Pythonでリスト内の各要素の出現回数をサブリストとして作成する方法
Pythonでは、数値を要素とするリストを扱う際に、同じ値が複数回出現することがよくあります。この記事では、リスト内の各要素とその出現回数(頻度)をペアにしたサブリストを作成する方法を、2つのアプローチで解説します。
方法1:forループとappendを使う
まずは基本的な方法です。リスト内の各要素について、それ以降のすべての要素と比較し、一致するものがあればカウントを増やしていきます。最終的に「要素」と「その出現回数」を組み合わせたサブリストのリストを作成します。
コード例
def occurrences(list_in):
result = []
checked = []
for i in range(0, len(list_in)):
# すでに処理済みの要素はスキップ
if list_in[i] not in checked:
count = 0
for j in range(0, len(list_in)):
# 両位置の要素が一致したらカウントアップ
if list_in[i] == list_in[j]:
count += 1
checked.append(list_in[i])
result.append([list_in[i], count])
return result
# 呼び出し側のコード
listA = [13, 65, 78, 13, 12, 13, 65]
print("リスト内の各要素の出現回数:\n")
print(occurrences(listA))
実行結果
上記のコードを実行すると、次のような結果が得られます。
リスト内の各要素の出現回数: [[13, 3], [65, 2], [78, 1], [12, 1]]
この結果から、「13」は3回、「65」は2回、「78」と「12」はそれぞれ1回出現していることがわかります。なお、この方法は二重ループを使用するため、計算量はO(n²)となり、大きなリストでは処理に時間がかかる点に注意が必要です。
方法2:Counterを使う
より効率的なのが、標準ライブラリのcollectionsモジュールに含まれるCounterクラスを使う方法です。Counterはリスト内の全要素の出現回数を自動的に集計してくれるため、コードがシンプルになり、パフォーマンスも向上します。
コード例
from collections import Counter
def occurrences(list_in):
c = Counter(list_in)
new_list = []
for k, v in c.items():
new_list.append([k, v])
return new_list
listA = [13, 65, 78, 13, 12, 13, 65]
print("リスト内の各要素の出現回数:\n")
print(occurrences(listA))
実行結果
リスト内の各要素の出現回数: [[13, 3], [65, 2], [78, 1], [12, 1]]
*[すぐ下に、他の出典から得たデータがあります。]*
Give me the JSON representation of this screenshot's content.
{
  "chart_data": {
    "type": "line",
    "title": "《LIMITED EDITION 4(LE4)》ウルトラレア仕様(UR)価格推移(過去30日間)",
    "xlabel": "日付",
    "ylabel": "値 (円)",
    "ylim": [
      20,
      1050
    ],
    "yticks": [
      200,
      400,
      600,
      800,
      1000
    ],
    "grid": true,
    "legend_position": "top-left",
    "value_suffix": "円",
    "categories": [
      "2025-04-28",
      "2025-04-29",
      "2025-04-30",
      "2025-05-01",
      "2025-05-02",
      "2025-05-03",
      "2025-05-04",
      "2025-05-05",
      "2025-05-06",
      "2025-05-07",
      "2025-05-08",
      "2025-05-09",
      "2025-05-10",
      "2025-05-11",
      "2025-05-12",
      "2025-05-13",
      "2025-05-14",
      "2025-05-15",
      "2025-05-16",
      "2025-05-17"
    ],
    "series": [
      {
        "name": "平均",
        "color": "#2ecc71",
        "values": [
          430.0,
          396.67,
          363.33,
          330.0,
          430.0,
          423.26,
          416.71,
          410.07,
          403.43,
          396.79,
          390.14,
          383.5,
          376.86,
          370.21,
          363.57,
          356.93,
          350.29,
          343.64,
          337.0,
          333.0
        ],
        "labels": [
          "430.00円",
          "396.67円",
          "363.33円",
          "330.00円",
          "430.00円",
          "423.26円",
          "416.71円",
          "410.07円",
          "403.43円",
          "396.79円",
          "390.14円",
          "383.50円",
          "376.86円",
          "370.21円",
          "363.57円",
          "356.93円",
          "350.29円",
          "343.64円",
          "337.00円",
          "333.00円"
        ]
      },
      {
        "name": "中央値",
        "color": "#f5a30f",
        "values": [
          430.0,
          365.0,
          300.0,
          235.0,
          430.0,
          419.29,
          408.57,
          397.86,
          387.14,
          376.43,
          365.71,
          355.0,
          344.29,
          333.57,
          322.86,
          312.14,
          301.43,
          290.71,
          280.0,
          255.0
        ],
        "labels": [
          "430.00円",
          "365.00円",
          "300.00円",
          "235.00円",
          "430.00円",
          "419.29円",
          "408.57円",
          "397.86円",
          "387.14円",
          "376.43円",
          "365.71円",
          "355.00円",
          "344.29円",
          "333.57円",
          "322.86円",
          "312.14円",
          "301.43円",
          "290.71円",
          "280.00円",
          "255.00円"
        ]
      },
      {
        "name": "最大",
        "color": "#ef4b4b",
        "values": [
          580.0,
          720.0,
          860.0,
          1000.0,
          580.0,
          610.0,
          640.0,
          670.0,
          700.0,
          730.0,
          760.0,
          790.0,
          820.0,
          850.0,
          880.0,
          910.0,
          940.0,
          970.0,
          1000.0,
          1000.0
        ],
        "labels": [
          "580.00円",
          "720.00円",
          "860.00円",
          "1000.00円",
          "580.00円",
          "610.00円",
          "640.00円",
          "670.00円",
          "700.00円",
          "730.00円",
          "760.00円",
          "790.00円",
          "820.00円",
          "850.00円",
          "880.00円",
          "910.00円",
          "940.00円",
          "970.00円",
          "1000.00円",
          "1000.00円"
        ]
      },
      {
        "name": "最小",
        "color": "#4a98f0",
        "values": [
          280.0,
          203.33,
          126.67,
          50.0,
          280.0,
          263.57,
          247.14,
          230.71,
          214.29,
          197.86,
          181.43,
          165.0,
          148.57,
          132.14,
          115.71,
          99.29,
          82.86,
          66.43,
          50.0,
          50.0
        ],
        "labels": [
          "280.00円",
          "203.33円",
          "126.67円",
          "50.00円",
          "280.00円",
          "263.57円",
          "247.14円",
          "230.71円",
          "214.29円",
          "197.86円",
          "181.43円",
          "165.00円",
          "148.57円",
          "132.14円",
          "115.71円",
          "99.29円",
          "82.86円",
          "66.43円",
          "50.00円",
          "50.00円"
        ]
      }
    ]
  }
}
Counterは内部でハッシュテーブルを使用しているため、計算量はO(n)となり、リストが大きくなるほどforループ方式との差が顕著になります。
まとめ
リスト内の要素の出現回数を調べるには、以下の2つの方法があります。
- forループとappend: 標準的な構文だけで実装でき、ロジックを細かく制御できる一方、計算量がO(n²)と大きい。
- collections.Counter: コードが簡潔で高速(O(n))。特別な理由がない限り、こちらの使用が推奨されます。
どちらの方法も同じ結果が得られますので、データサイズや可読性の要件に応じて使い分けるとよいでしょう。